Arrivata a questo punto, una considerazione radicale sulla necessità della cultura della mediazione va’ fatta, almeno dal punto di vista del sistema Italia. Le attuali leggi a spinta maggioritaria, hanno ucciso il “centro” e consentono l’emersione dagli abissi o se volete la caduta dal cielo soltanto di forze politiche-evento che, per innestarsi nel sistema politico odierno, possono devono far leva sulla propaganda anti establishment vista la disaffezione e astensionismo imperante. Lo abbiamo visto con il fenomeno 5 stelle per esempio, su cui ci sarebbe molto da dissertare sui costi e benefici di questa operazione nata movimentista e diventata istituzionale a tutti gli effetti. Ma non voglio soffermarmi su questo essendo stata protagonista di quella stagione e soprattutto della sua evoluzione, non del tutto compiuta ed ormai abortita. Mi interessa, invece, arrivare a porre questa domanda. E’ possibile che nel nostro sistema parlamentare si innesti una forza centrista su basi ed identità culturali antitetiche rispetto agli exploit politico-partitici ai quali siamo abituati? Mi spiego meglio. Può nascere in Italia una forza politica che si ispiri laicamente ma senza infingimenti alla tradizione cattolica, alla cultura della mediazione, popolare, democratica e riformista? Può nascere un nuovo partito transnazionale con una spiccata vocazione universale che, consapevole dei meccanismi globali, non rinunci alla fatica della costruzione programmatica dal basso e che sia pratica al punto da rischiare un’organizzazione gerarchica che dai territori ricostruisca una filiera politica e quindi anche istituzionale?
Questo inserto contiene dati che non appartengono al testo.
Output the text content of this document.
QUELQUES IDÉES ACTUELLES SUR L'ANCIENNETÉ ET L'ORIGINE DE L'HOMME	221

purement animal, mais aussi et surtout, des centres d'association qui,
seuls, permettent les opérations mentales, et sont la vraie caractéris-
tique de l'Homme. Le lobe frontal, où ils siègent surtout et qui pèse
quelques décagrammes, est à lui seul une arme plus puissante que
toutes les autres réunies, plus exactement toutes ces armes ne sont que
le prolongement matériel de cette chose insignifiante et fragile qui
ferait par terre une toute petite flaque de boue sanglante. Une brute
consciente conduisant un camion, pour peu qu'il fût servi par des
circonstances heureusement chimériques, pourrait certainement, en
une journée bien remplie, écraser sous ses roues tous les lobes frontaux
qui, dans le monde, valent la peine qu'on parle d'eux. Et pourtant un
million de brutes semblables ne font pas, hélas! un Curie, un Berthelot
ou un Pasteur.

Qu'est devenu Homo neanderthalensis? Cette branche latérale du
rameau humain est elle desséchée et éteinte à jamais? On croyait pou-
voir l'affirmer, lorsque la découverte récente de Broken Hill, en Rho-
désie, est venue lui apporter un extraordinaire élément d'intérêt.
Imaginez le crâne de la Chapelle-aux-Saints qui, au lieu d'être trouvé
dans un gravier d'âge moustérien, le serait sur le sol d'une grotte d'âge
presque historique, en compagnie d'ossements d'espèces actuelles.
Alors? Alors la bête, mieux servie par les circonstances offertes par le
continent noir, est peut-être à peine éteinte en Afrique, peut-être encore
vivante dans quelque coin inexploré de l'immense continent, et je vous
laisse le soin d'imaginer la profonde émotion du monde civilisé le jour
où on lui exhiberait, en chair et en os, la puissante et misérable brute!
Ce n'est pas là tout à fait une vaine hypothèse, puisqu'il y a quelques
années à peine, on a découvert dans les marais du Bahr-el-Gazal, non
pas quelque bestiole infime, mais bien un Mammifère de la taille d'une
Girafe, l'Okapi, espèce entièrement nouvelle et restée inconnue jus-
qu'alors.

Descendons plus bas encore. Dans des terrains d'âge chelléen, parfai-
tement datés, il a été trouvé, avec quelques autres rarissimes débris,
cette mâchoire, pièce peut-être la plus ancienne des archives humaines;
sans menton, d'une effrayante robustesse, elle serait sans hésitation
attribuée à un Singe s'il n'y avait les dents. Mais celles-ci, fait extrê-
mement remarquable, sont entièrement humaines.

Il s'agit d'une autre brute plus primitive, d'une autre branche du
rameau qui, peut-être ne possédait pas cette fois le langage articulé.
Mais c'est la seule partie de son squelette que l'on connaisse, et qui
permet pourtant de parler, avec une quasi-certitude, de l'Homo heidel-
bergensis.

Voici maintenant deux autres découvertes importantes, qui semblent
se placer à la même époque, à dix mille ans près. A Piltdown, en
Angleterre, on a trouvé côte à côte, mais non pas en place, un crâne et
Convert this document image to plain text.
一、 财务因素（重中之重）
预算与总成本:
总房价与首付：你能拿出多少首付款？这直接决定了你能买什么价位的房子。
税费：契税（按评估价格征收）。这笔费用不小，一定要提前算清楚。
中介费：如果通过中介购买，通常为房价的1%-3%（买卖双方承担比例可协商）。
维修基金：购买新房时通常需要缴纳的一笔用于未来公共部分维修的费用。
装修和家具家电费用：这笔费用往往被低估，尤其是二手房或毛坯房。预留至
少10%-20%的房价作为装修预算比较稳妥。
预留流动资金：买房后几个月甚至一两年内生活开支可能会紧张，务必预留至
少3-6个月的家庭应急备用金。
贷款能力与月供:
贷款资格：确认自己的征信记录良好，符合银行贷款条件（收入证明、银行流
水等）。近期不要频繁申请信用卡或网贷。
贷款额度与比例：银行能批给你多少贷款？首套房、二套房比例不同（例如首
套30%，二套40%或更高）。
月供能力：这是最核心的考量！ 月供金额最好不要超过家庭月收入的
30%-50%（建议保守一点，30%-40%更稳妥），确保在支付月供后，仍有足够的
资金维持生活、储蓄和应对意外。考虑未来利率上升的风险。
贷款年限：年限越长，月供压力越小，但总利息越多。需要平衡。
Queste domande possono apparire roboanti quanto ridicole, sia agli addetti ai lavori che a quelli cosiddetti “digiuni di politica”. Ma appariranno tali, lo ribadisco, solo ai cinici e ai pessimisti di professione. A chi ha cuore la democrazia e quindi la dignità della persona, dovrebbero apparire, esigenti sì…ma ineludibili se se si vuole contribuire attivamente all’evoluzione dei nostri tempi. Le trasformazioni epocali in corso, dalla tecnologia, all’emergenza climatica richiedono una svolta antropologica. Significa cioè ripensare interi paradigmi economici e socio-sanitari senza dimenticare le filiere di collegamento tra ogni settore della vita dell’uomo sull’intero Pianeta. Sì, a questo pensavo mentre guardavo in Tv il Presidente Trump.